Cafiero de Raho: «Lotta alle mafie, con la crisi l’Italia ha perso gli anticorpi»


Mafie che sparano di meno, mafie mimetizzate, mafie nascoste su tutto il territorio nazionale. L’osservatorio di Federico Cafiero de Raho, procuratore nazionale antimafia, è privilegiato nell’analisi di questa realtà.

Procuratore Cafiero de Raho, perché le mafie sparano di meno?
«Gli episodi violenti nascono quando esplodono contrasti tra gruppi per la supremazia sul territorio o la gestione di affari. Sono espressione di una fase patologica negli equilibri criminali».

La diminuzione di episodi di sangue, quindi, significa che le mafie gestiscono i loro affari senza frizioni?
«In un certo senso, significa che ci troviamo di fronte a strutture mafiose di grande forza economica e di capacità nel gestire i diversi traffici illeciti, primo fra tutti quello degli stupefacenti».

Partiamo da Napoli. Le stese sono gesti di piccoli gruppi di giovani, o nascondono dell’altro?
«Ci si è soffermati molto sulle stese, come episodi di gruppi camorristici deboli. Il territorio cittadino napoletano è sempre occupato da clan storici come i Mazzarella o i gruppi di Secondigliano. Lo stesso avviene in provincia con altre famiglie. I veri affari sono gestiti da questi clan storici».

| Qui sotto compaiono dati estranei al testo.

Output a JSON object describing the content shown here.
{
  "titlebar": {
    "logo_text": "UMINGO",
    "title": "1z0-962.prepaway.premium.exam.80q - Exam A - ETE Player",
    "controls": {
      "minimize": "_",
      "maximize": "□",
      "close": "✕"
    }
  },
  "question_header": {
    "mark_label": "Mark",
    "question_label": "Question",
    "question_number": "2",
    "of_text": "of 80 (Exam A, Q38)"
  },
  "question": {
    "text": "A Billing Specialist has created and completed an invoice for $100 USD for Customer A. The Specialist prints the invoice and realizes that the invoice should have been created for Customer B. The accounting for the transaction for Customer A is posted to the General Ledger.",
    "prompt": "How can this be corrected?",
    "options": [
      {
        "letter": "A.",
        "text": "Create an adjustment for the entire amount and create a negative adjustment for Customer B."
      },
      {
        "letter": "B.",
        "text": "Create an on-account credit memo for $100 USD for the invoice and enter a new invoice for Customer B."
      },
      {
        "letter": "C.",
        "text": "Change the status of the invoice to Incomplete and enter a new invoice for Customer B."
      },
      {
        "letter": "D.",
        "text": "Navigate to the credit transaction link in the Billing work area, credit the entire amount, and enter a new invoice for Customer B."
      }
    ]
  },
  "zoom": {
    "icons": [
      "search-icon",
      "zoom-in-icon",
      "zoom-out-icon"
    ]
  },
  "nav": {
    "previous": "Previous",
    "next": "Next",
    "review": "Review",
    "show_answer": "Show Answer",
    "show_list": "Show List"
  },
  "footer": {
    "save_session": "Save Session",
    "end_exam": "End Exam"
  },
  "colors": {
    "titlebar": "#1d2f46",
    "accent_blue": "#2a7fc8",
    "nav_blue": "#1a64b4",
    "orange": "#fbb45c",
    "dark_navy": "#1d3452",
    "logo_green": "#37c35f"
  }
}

Gli omicidi a Napoli sono espressioni di nuovi clan che si affermano su altri?
«Spesso sono manifestazioni di frizioni episodiche. Le repressioni giudiziarie sono efficaci e qualche gruppo, come la famosa paranza dei bambini, ha avuto vita breve rispetto ai clan storici che hanno continuato a gestire i loro sostanziosi affari mentre gli altri si contendevano piccole aree di spaccio di droga».

Nella provincia di Caserta, un solo omicidio in dieci anni. I Casalesi sono scomparsi?
«Difficile che un sistema economico che, sull’illegalità, aveva monopolizzato un’intera provincia, gestendo e infiltrandosi nei grandi appalti, sia scomparso. La parte militare di un clan si sostituisce con facilità, di giovani disperati ce ne sono ancora tanti. È la struttura economica, alimentata dall’attività di insospettabili, è invece il nocciolo duro nella persistenza dei clan. E su questo, ci sono ancora inchieste in corso».  

Dalla Campania al resto dell'Italia. Le mafie sono assenti inqualche regione?
«Non esiste più, purtroppo, una zona d'Italia dove le mafie siano completamente assenti. La 'ndrangheta, Cosa nostra, i gruppi camorristici che hanno esportato modelli colonizzando nel tempo molte regioni. Il primo passo è stata sempre l'infiltrazione in attività economiche riciclando denaro. Poi si sono consolidati interi gruppi con metodi mafiosi».

In che modo?
«Oltre al riciclaggio di denaro sporco, sono sati offerti servizi a costi minori, manodopera, false fatture diventate lo strumento per legare alle mafie decine di soggetti economici su più territori. Questa è l'infiltrazione più pericolosa perchè nasce dal calcolo di convenienza che altera il mercato. E' questa la mafia silenziosa, con cui molti fanno affari per interessi economici».

Perché tra le prime attività di riciclaggio c'è la ristorazione?
«Perché rappresenta un modo di inseririsi sul territorio. Con bar e ristoranti si intrecciano relazioni, si stringono rapporti sociali. Alla fine diventano una facciata di credibilità che può servire a favorire affari nascosti».  

E' possibile fare oggi una mappa di mafie nascoste?
«Solo indagini aggiornate momento per momento possono farla. Di sicuro, si può affermare che le mafie nascoste sono presenti un po' ovunque».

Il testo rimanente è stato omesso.